A questão para a época não foi apenas o erotismo – embora ele tenha ajudado e vender o livro. "O tema de Portnoy, como convém, era a rejeição do dever e a tentativa determinada e fútil do herói de se libertar da responsabilidade e da culpa", escreveu Michiko Kaku­­tani, do New York Times. A crítica diz que o método de Roth envolve usar a própria vida e a carreira como assuntos, reinventando ambas e dando a elas a dimensão de um mito literário.

"Estava à procura de coisas que cristalizassem uma experiência vaga e nevoenta. Acho que escrever é como representar, fingir. Por que fiz Zuckerman (protagonista de vários livros do autor, começando por Diário de uma Ilusão) ter minha idade? Porque sei o que significa ser desta geração. Por que fazer com que Zuckerman escreva aquele tipo de livro? Porque sei acerca daquele tipo de livro e suas consequências. Mas é linguagem e sensibilidade moral que transformam uma experiência crua em ficção", disse Roth ao Times no início dos ano 80.

O Complexo de Portnoy forneceu o primeiro esboço do que seria um personagem típico da literatura de Roth. Nas palavras de Kakutani: "Brilhante, sensível e dolorosamente autocrítico, um desses filhos protegidos de judeus da baixa classe média, divididos entre o dever e o desejo, necessidades de menino e aspirações do homem, lealdades de família e obrigações estéticas. Sentem-se dominados por mulheres predatórias e pais severos e ainda são assediados por suas próprias consciências cheias de culpa".

Além de obsceno, Portnoy é muito engraçado. Às vezes, é preciso interromper a leitura por causa das gargalhadas. O problema é que todas as cenas divertidas são pornográficas demais para citar aqui.

Cinema

Pelo sucesso editorial e a polêmica que causou, O Complexo de Por­­tnoy demorou apenas três anos para ganhar uma adaptação para o cinema.
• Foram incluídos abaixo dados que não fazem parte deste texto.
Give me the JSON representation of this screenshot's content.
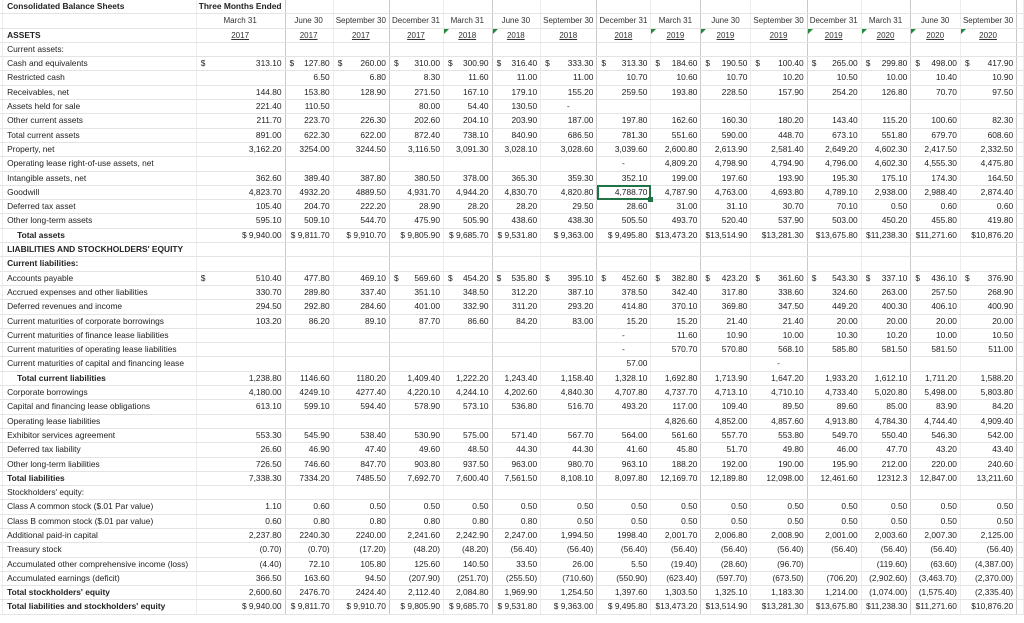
{
  "sheet": {
    "title": "Consolidated Balance Sheets",
    "period_header": "Three Months Ended",
    "selected_cell": {
      "row": "Goodwill",
      "column": "December 31 2018",
      "value": "4,788.70"
    },
    "accent_color": "#217346",
    "comment_marker_color": "#1e8a3a",
    "columns": [
      {
        "date": "March 31",
        "year": "2017",
        "comment": false
      },
      {
        "date": "June 30",
        "year": "2017",
        "comment": false
      },
      {
        "date": "September 30",
        "year": "2017",
        "comment": false
      },
      {
        "date": "December 31",
        "year": "2017",
        "comment": false
      },
      {
        "date": "March 31",
        "year": "2018",
        "comment": true
      },
      {
        "date": "June 30",
        "year": "2018",
        "comment": true
      },
      {
        "date": "September 30",
        "year": "2018",
        "comment": false
      },
      {
        "date": "December 31",
        "year": "2018",
        "comment": false
      },
      {
        "date": "March 31",
        "year": "2019",
        "comment": true
      },
      {
        "date": "June 30",
        "year": "2019",
        "comment": true
      },
      {
        "date": "September 30",
        "year": "2019",
        "comment": false
      },
      {
        "date": "December 31",
        "year": "2019",
        "comment": true
      },
      {
        "date": "March 31",
        "year": "2020",
        "comment": true
      },
      {
        "date": "June 30",
        "year": "2020",
        "comment": true
      },
      {
        "date": "September 30",
        "year": "2020",
        "comment": true
      }
    ],
    "rows": [
      {
        "label": "ASSETS",
        "style": "header-in-years",
        "values": []
      },
      {
        "label": "Current assets:",
        "values": []
      },
      {
        "label": "Cash and equivalents",
        "dollar": [
          1,
          1,
          1,
          1,
          1,
          1,
          1,
          1,
          1,
          1,
          1,
          1,
          1,
          1,
          1
        ],
        "values": [
          "313.10",
          "127.80",
          "260.00",
          "310.00",
          "300.90",
          "316.40",
          "333.30",
          "313.30",
          "184.60",
          "190.50",
          "100.40",
          "265.00",
          "299.80",
          "498.00",
          "417.90"
        ]
      },
      {
        "label": "Restricted cash",
        "values": [
          "",
          "6.50",
          "6.80",
          "8.30",
          "11.60",
          "11.00",
          "11.00",
          "10.70",
          "10.60",
          "10.70",
          "10.20",
          "10.50",
          "10.00",
          "10.40",
          "10.90"
        ]
      },
      {
        "label": "Receivables, net",
        "values": [
          "144.80",
          "153.80",
          "128.90",
          "271.50",
          "167.10",
          "179.10",
          "155.20",
          "259.50",
          "193.80",
          "228.50",
          "157.90",
          "254.20",
          "126.80",
          "70.70",
          "97.50"
        ]
      },
      {
        "label": "Assets held for sale",
        "values": [
          "221.40",
          "110.50",
          "",
          "80.00",
          "54.40",
          "130.50",
          "-",
          "",
          "",
          "",
          "",
          "",
          "",
          "",
          ""
        ]
      },
      {
        "label": "Other current assets",
        "values": [
          "211.70",
          "223.70",
          "226.30",
          "202.60",
          "204.10",
          "203.90",
          "187.00",
          "197.80",
          "162.60",
          "160.30",
          "180.20",
          "143.40",
          "115.20",
          "100.60",
          "82.30"
        ]
      },
      {
        "label": "Total current assets",
        "values": [
          "891.00",
          "622.30",
          "622.00",
          "872.40",
          "738.10",
          "840.90",
          "686.50",
          "781.30",
          "551.60",
          "590.00",
          "448.70",
          "673.10",
          "551.80",
          "679.70",
          "608.60"
        ]
      },
      {
        "label": "Property, net",
        "values": [
          "3,162.20",
          "3254.00",
          "3244.50",
          "3,116.50",
          "3,091.30",
          "3,028.10",
          "3,028.60",
          "3,039.60",
          "2,600.80",
          "2,613.90",
          "2,581.40",
          "2,649.20",
          "4,602.30",
          "2,417.50",
          "2,332.50"
        ]
      },
      {
        "label": "Operating lease right-of-use assets, net",
        "values": [
          "",
          "",
          "",
          "",
          "",
          "",
          "",
          "-",
          "4,809.20",
          "4,798.90",
          "4,794.90",
          "4,796.00",
          "4,602.30",
          "4,555.30",
          "4,475.80"
        ]
      },
      {
        "label": "Intangible assets, net",
        "values": [
          "362.60",
          "389.40",
          "387.80",
          "380.50",
          "378.00",
          "365.30",
          "359.30",
          "352.10",
          "199.00",
          "197.60",
          "193.90",
          "195.30",
          "175.10",
          "174.30",
          "164.50"
        ]
      },
      {
        "label": "Goodwill",
        "values": [
          "4,823.70",
          "4932.20",
          "4889.50",
          "4,931.70",
          "4,944.20",
          "4,830.70",
          "4,820.80",
          "4,788.70",
          "4,787.90",
          "4,763.00",
          "4,693.80",
          "4,789.10",
          "2,938.00",
          "2,988.40",
          "2,874.40"
        ]
      },
      {
        "label": "Deferred tax asset",
        "values": [
          "105.40",
          "204.70",
          "222.20",
          "28.90",
          "28.20",
          "28.20",
          "29.50",
          "28.60",
          "31.00",
          "31.10",
          "30.70",
          "70.10",
          "0.50",
          "0.60",
          "0.60"
        ]
      },
      {
        "label": "Other long-term assets",
        "values": [
          "595.10",
          "509.10",
          "544.70",
          "475.90",
          "505.90",
          "438.60",
          "438.30",
          "505.50",
          "493.70",
          "520.40",
          "537.90",
          "503.00",
          "450.20",
          "455.80",
          "419.80"
        ]
      },
      {
        "label": "Total assets",
        "style": "total",
        "values": [
          "$ 9,940.00",
          "$ 9,811.70",
          "$ 9,910.70",
          "$ 9,805.90",
          "$ 9,685.70",
          "$ 9,531.80",
          "$ 9,363.00",
          "$ 9,495.80",
          "$13,473.20",
          "$13,514.90",
          "$13,281.30",
          "$13,675.80",
          "$11,238.30",
          "$11,271.60",
          "$10,876.20"
        ]
      },
      {
        "label": "LIABILITIES AND STOCKHOLDERS' EQUITY",
        "style": "bold",
        "values": []
      },
      {
        "label": "Current liabilities:",
        "style": "bold",
        "values": []
      },
      {
        "label": "Accounts payable",
        "dollar": [
          1,
          0,
          0,
          1,
          1,
          1,
          1,
          1,
          1,
          1,
          1,
          1,
          1,
          1,
          1
        ],
        "values": [
          "510.40",
          "477.80",
          "469.10",
          "569.60",
          "454.20",
          "535.80",
          "395.10",
          "452.60",
          "382.80",
          "423.20",
          "361.60",
          "543.30",
          "337.10",
          "436.10",
          "376.90"
        ]
      },
      {
        "label": "Accrued expenses and other liabilities",
        "values": [
          "330.70",
          "289.80",
          "337.40",
          "351.10",
          "348.50",
          "312.20",
          "387.10",
          "378.50",
          "342.40",
          "317.80",
          "338.60",
          "324.60",
          "263.00",
          "257.50",
          "268.90"
        ]
      },
      {
        "label": "Deferred revenues and income",
        "values": [
          "294.50",
          "292.80",
          "284.60",
          "401.00",
          "332.90",
          "311.20",
          "293.20",
          "414.80",
          "370.10",
          "369.80",
          "347.50",
          "449.20",
          "400.30",
          "406.10",
          "400.90"
        ]
      },
      {
        "label": "Current maturities of corporate borrowings",
        "values": [
          "103.20",
          "86.20",
          "89.10",
          "87.70",
          "86.60",
          "84.20",
          "83.00",
          "15.20",
          "15.20",
          "21.40",
          "21.40",
          "20.00",
          "20.00",
          "20.00",
          "20.00"
        ]
      },
      {
        "label": "Current maturities of finance lease liabilities",
        "values": [
          "",
          "",
          "",
          "",
          "",
          "",
          "",
          "-",
          "11.60",
          "10.90",
          "10.00",
          "10.30",
          "10.20",
          "10.00",
          "10.50"
        ]
      },
      {
        "label": "Current maturities of operating lease liabilities",
        "values": [
          "",
          "",
          "",
          "",
          "",
          "",
          "",
          "-",
          "570.70",
          "570.80",
          "568.10",
          "585.80",
          "581.50",
          "581.50",
          "511.00"
        ]
      },
      {
        "label": "Current maturities of capital and financing lease",
        "values": [
          "",
          "",
          "",
          "",
          "",
          "",
          "",
          "57.00",
          "",
          "",
          "-",
          "",
          "",
          "",
          ""
        ]
      },
      {
        "label": "Total current liabilities",
        "style": "total",
        "values": [
          "1,238.80",
          "1146.60",
          "1180.20",
          "1,409.40",
          "1,222.20",
          "1,243.40",
          "1,158.40",
          "1,328.10",
          "1,692.80",
          "1,713.90",
          "1,647.20",
          "1,933.20",
          "1,612.10",
          "1,711.20",
          "1,588.20"
        ]
      },
      {
        "label": "Corporate borrowings",
        "values": [
          "4,180.00",
          "4249.10",
          "4277.40",
          "4,220.10",
          "4,244.10",
          "4,202.60",
          "4,840.30",
          "4,707.80",
          "4,737.70",
          "4,713.10",
          "4,710.10",
          "4,733.40",
          "5,020.80",
          "5,498.00",
          "5,803.80"
        ]
      },
      {
        "label": "Capital and financing lease obligations",
        "values": [
          "613.10",
          "599.10",
          "594.40",
          "578.90",
          "573.10",
          "536.80",
          "516.70",
          "493.20",
          "117.00",
          "109.40",
          "89.50",
          "89.60",
          "85.00",
          "83.90",
          "84.20"
        ]
      },
      {
        "label": "Operating lease liabilities",
        "values": [
          "",
          "",
          "",
          "",
          "",
          "",
          "",
          "",
          "4,826.60",
          "4,852.00",
          "4,857.60",
          "4,913.80",
          "4,784.30",
          "4,744.40",
          "4,909.40"
        ]
      },
      {
        "label": "Exhibitor services agreement",
        "values": [
          "553.30",
          "545.90",
          "538.40",
          "530.90",
          "575.00",
          "571.40",
          "567.70",
          "564.00",
          "561.60",
          "557.70",
          "553.80",
          "549.70",
          "550.40",
          "546.30",
          "542.00"
        ]
      },
      {
        "label": "Deferred tax liability",
        "values": [
          "26.60",
          "46.90",
          "47.40",
          "49.60",
          "48.50",
          "44.30",
          "44.30",
          "41.60",
          "45.80",
          "51.70",
          "49.80",
          "46.00",
          "47.70",
          "43.20",
          "43.40"
        ]
      },
      {
        "label": "Other long-term liabilities",
        "values": [
          "726.50",
          "746.60",
          "847.70",
          "903.80",
          "937.50",
          "963.00",
          "980.70",
          "963.10",
          "188.20",
          "192.00",
          "190.00",
          "195.90",
          "212.00",
          "220.00",
          "240.60"
        ]
      },
      {
        "label": "Total liabilities",
        "style": "bold",
        "values": [
          "7,338.30",
          "7334.20",
          "7485.50",
          "7,692.70",
          "7,600.40",
          "7,561.50",
          "8,108.10",
          "8,097.80",
          "12,169.70",
          "12,189.80",
          "12,098.00",
          "12,461.60",
          "12312.3",
          "12,847.00",
          "13,211.60"
        ]
      },
      {
        "label": "Stockholders' equity:",
        "values": []
      },
      {
        "label": "Class A common stock ($.01 Par value)",
        "values": [
          "1.10",
          "0.60",
          "0.50",
          "0.50",
          "0.50",
          "0.50",
          "0.50",
          "0.50",
          "0.50",
          "0.50",
          "0.50",
          "0.50",
          "0.50",
          "0.50",
          "0.50"
        ]
      },
      {
        "label": "Class B common stock ($.01 par value)",
        "values": [
          "0.60",
          "0.80",
          "0.80",
          "0.80",
          "0.80",
          "0.80",
          "0.50",
          "0.50",
          "0.50",
          "0.50",
          "0.50",
          "0.50",
          "0.50",
          "0.50",
          "0.50"
        ]
      },
      {
        "label": "Additional paid-in capital",
        "values": [
          "2,237.80",
          "2240.30",
          "2240.00",
          "2,241.60",
          "2,242.90",
          "2,247.00",
          "1,994.50",
          "1998.40",
          "2,001.70",
          "2,006.80",
          "2,008.90",
          "2,001.00",
          "2,003.60",
          "2,007.30",
          "2,125.00"
        ]
      },
      {
        "label": "Treasury stock",
        "values": [
          "(0.70)",
          "(0.70)",
          "(17.20)",
          "(48.20)",
          "(48.20)",
          "(56.40)",
          "(56.40)",
          "(56.40)",
          "(56.40)",
          "(56.40)",
          "(56.40)",
          "(56.40)",
          "(56.40)",
          "(56.40)",
          "(56.40)"
        ]
      },
      {
        "label": "Accumulated other comprehensive income (loss)",
        "values": [
          "(4.40)",
          "72.10",
          "105.80",
          "125.60",
          "140.50",
          "33.50",
          "26.00",
          "5.50",
          "(19.40)",
          "(28.60)",
          "(96.70)",
          "",
          "(119.60)",
          "(63.60)",
          "(4,387.00)"
        ]
      },
      {
        "label": "Accumulated earnings (deficit)",
        "values": [
          "366.50",
          "163.60",
          "94.50",
          "(207.90)",
          "(251.70)",
          "(255.50)",
          "(710.60)",
          "(550.90)",
          "(623.40)",
          "(597.70)",
          "(673.50)",
          "(706.20)",
          "(2,902.60)",
          "(3,463.70)",
          "(2,370.00)"
        ]
      },
      {
        "label": "Total stockholders' equity",
        "style": "bold",
        "values": [
          "2,600.60",
          "2476.70",
          "2424.40",
          "2,112.40",
          "2,084.80",
          "1,969.90",
          "1,254.50",
          "1,397.60",
          "1,303.50",
          "1,325.10",
          "1,183.30",
          "1,214.00",
          "(1,074.00)",
          "(1,575.40)",
          "(2,335.40)"
        ]
      },
      {
        "label": "Total liabilities and stockholders' equity",
        "style": "bold",
        "values": [
          "$ 9,940.00",
          "$ 9,811.70",
          "$ 9,910.70",
          "$ 9,805.90",
          "$ 9,685.70",
          "$ 9,531.80",
          "$ 9,363.00",
          "$ 9,495.80",
          "$13,473.20",
          "$13,514.90",
          "$13,281.30",
          "$13,675.80",
          "$11,238.30",
          "$11,271.60",
          "$10,876.20"
        ]
      }
    ]
  }
}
O filme foi es­­cri­­to e dirigido por Ernest Leh­­man (1915-2005), um roteirista dos grandes, autor de Intriga Inter­­nacional, do Hitchcock, Quem Tem Medo de Virginia Wo­olf?, com Eli­­zabeth Taylor e Richard Burton.

Roth nunca teve muita sorte com o cinema – embora a versão para Adeus, Columbus (1969) seja considerada boa.

Mais recentemente, Anthony Hopkins e Nicole Kidman estrelaram Revelação (2003), baseado em A Marca Humana, recebido com frieza pelo público e pela crítica.

Tido como um autor que não costuma se importar com suas personagens femininas, é curioso que o melhor filme feito a partir de um livro de Roth seja o único que foi dirigido por uma mulher, a espanhola Isabel Coixet.

Fatal (2008) leva às telas O Animal Agonizante e coloca sir Ben Kingsley no papel de David Kepesh, um dos célebres alter egos de romancista, às voltas com a paixão que sente pela cubana Consuela, vivida por Penélope Cruz. Figura apaixonante, ela é talvez uma exceção no universo masculino do autor.